Vantage Point: Volatility  

Investing at a time of higher volatility

  • To discover how different asset classes perform in volatile conditions
  • Understand how residential property performs in inflationary conditions
  • To understand how inflation can cause volatility in markets

The professors make an important distinction here. Just because equities have beaten inflation over the long-term (and they have) does not mean that they are a hedge against inflation. It’s almost the opposite – the higher inflation is, the worse they perform.

If you think that is bad, look at bonds. Index-linked bonds aside (we will come to those later), they positively hate inflation. In the 5 per cent of years with the highest inflation, they delivered a real loss of 24.7 per cent. 

A traditional 60/40 portfolio does not look well placed to withstand very high inflation. It might not lose money in nominal terms in that environment. But in real terms, if it performed in line with those historical averages, it would be down nearly 16 per cent.

What about property? Surely good old bricks and mortar is a better bet?

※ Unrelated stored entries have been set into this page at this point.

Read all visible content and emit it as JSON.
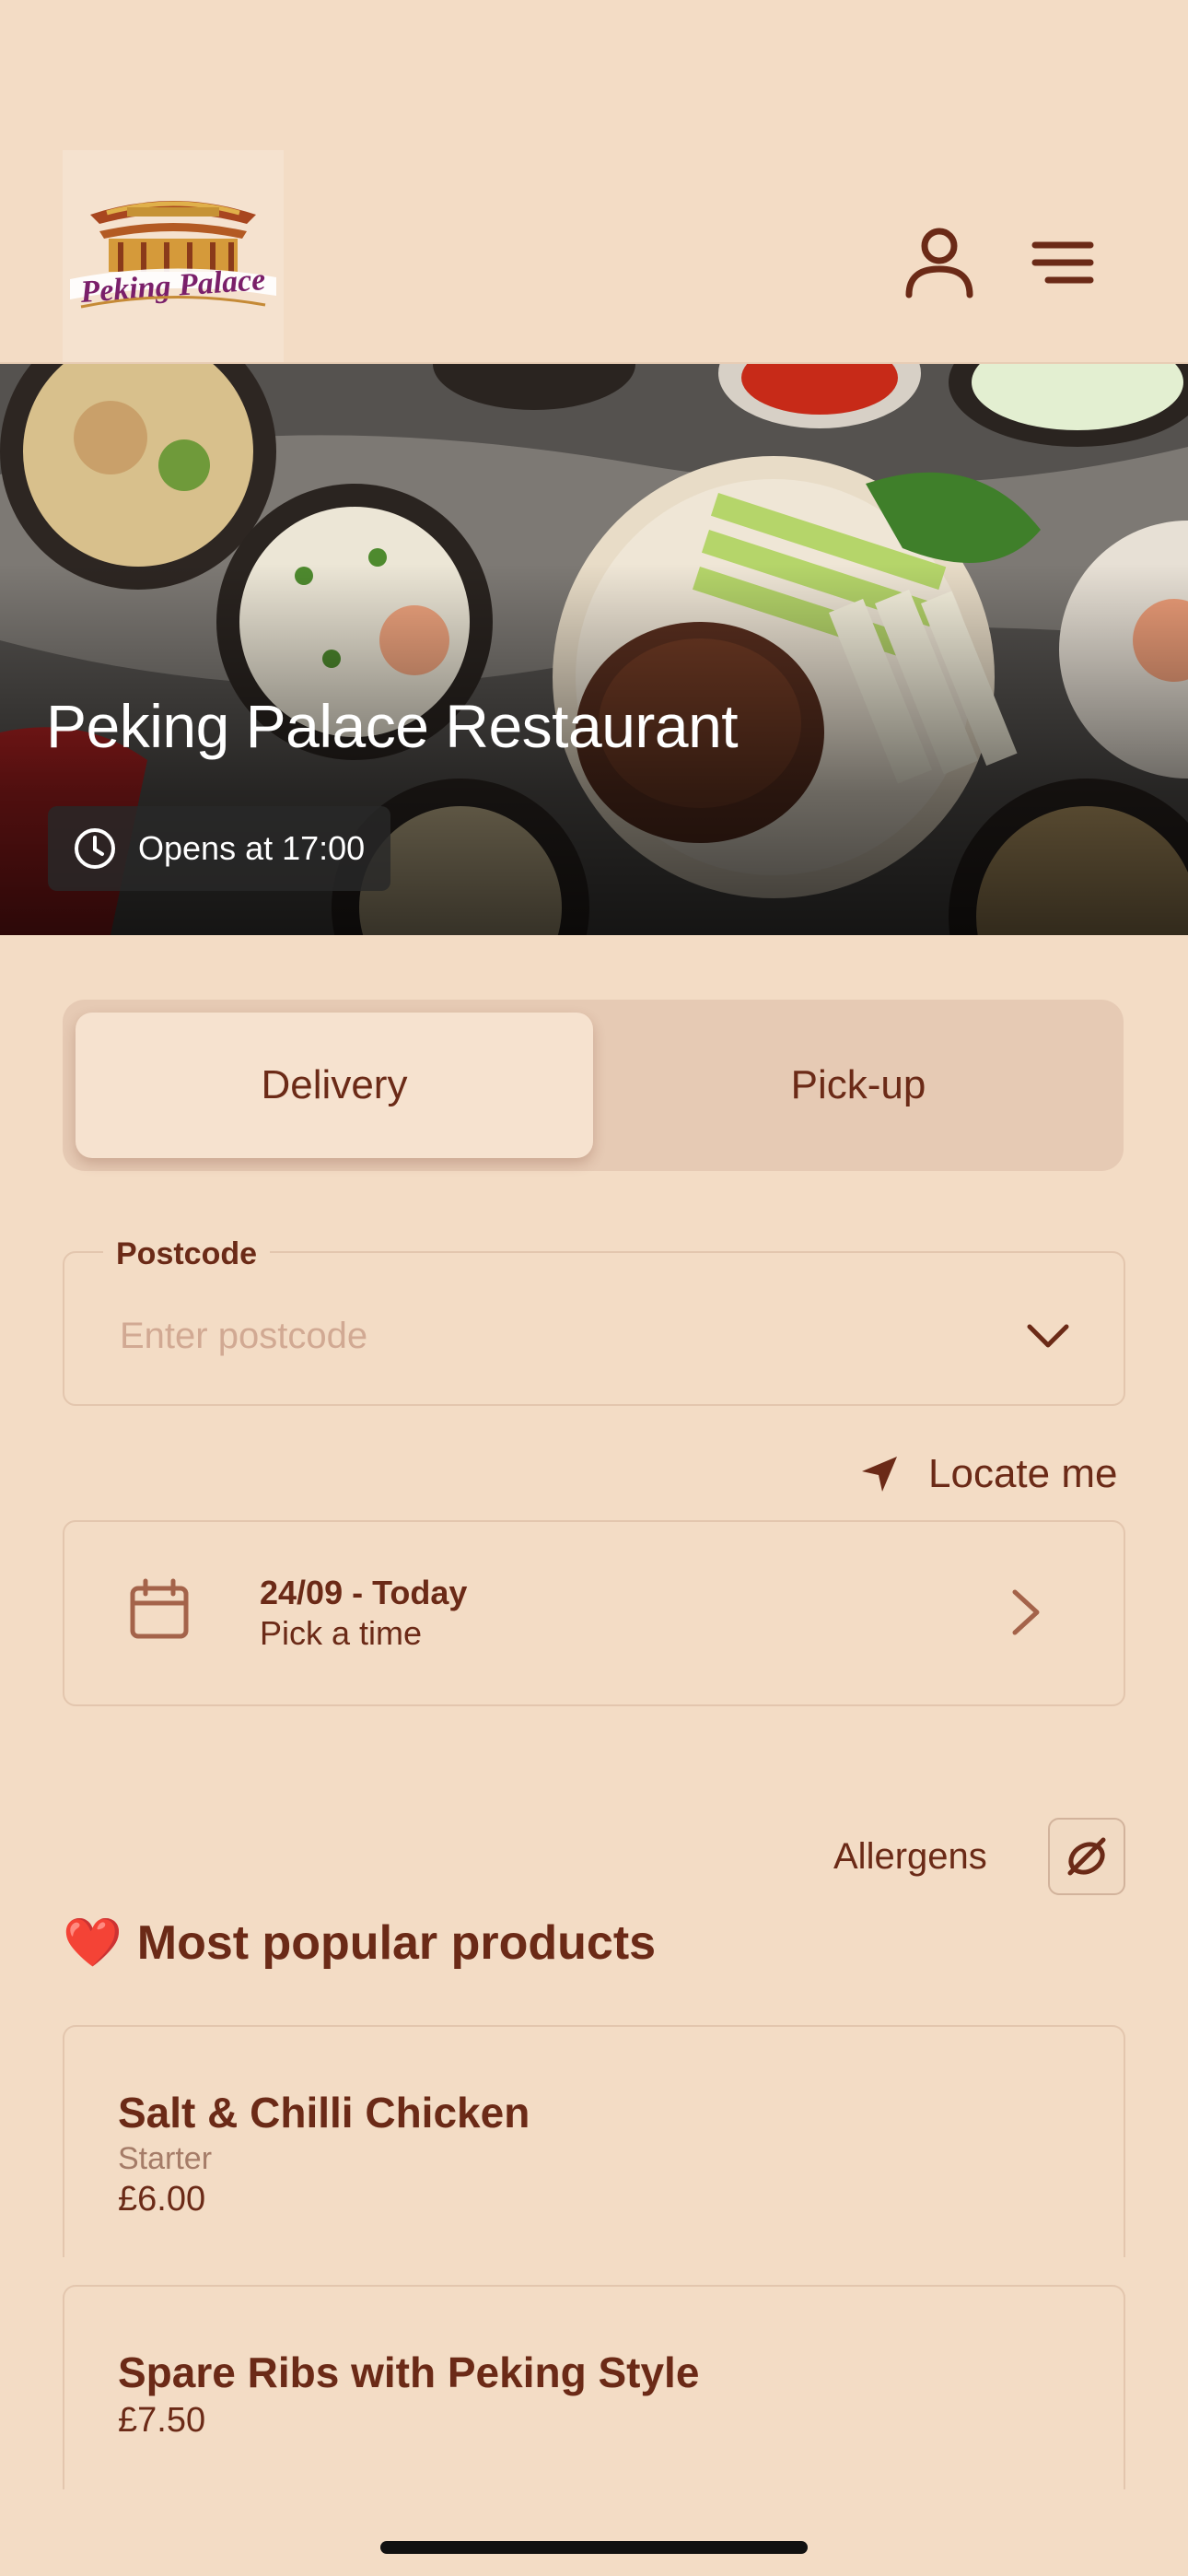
{
  "header": {
    "logo_text": "Peking Palace",
    "user_icon": "user-icon",
    "menu_icon": "hamburger-menu-icon"
  },
  "hero": {
    "title": "Peking Palace Restaurant",
    "opens_text": "Opens at 17:00",
    "opens_icon": "clock-icon"
  },
  "order_mode": {
    "options": [
      "Delivery",
      "Pick-up"
    ],
    "selected": "Delivery"
  },
  "postcode": {
    "label": "Postcode",
    "placeholder": "Enter postcode",
    "value": ""
  },
  "locate": {
    "label": "Locate me",
    "icon": "location-arrow-icon"
  },
  "date_picker": {
    "date": "24/09 - Today",
    "time": "Pick a time"
  },
  "allergens": {
    "label": "Allergens",
    "icon": "allergen-icon"
  },
  "popular": {
    "title": "Most popular products",
    "emoji": "❤️",
    "products": [
      {
        "name": "Salt & Chilli Chicken",
        "category": "Starter",
        "price": "£6.00"
      },
      {
        "name": "Spare Ribs with Peking Style",
        "price": "£7.50"
      }
    ]
  },
  "colors": {
    "background": "#f3dcc5",
    "primary_text": "#6b2a17",
    "segment_bg": "#e6cab4"
  }
}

Well, yes and no. Alistair Laing, manager of Capital Gearing Trust, points out that the fact that property has physical substance makes it no more likely to withstand inflation. It is the future cash flows we expect from that property that we should care about. 

In theory, residential property should be able to keep up with inflation, as house prices and rents are ultimately linked to wages – what people can afford. Commercial property, too, could be resilient, especially good-quality properties with upward-only rent reviews. 

But the trouble is that there are many other factors at play here. Recent history in the UK suggests that the ratio of house prices to incomes can be pretty unstable.

It also suggests that rents do not always keep up with inflation – they have risen just 2 per cent over the past year, according to ONS data. These linkages might work over long enough timescales – but as with equities, that is not the same thing as providing an inflation hedge.

Commercial property, meanwhile, is very exposed to the ups and downs of the economy.

If periods of high inflation end in a bust, as they often do, you would be unwise to bet the house (sorry) on this asset class – though it makes sense as part of a diversified portfolio.

UK commercial property is one of the few investment company sectors to have delivered a positive return since the start of the year, a gain of 2 per cent.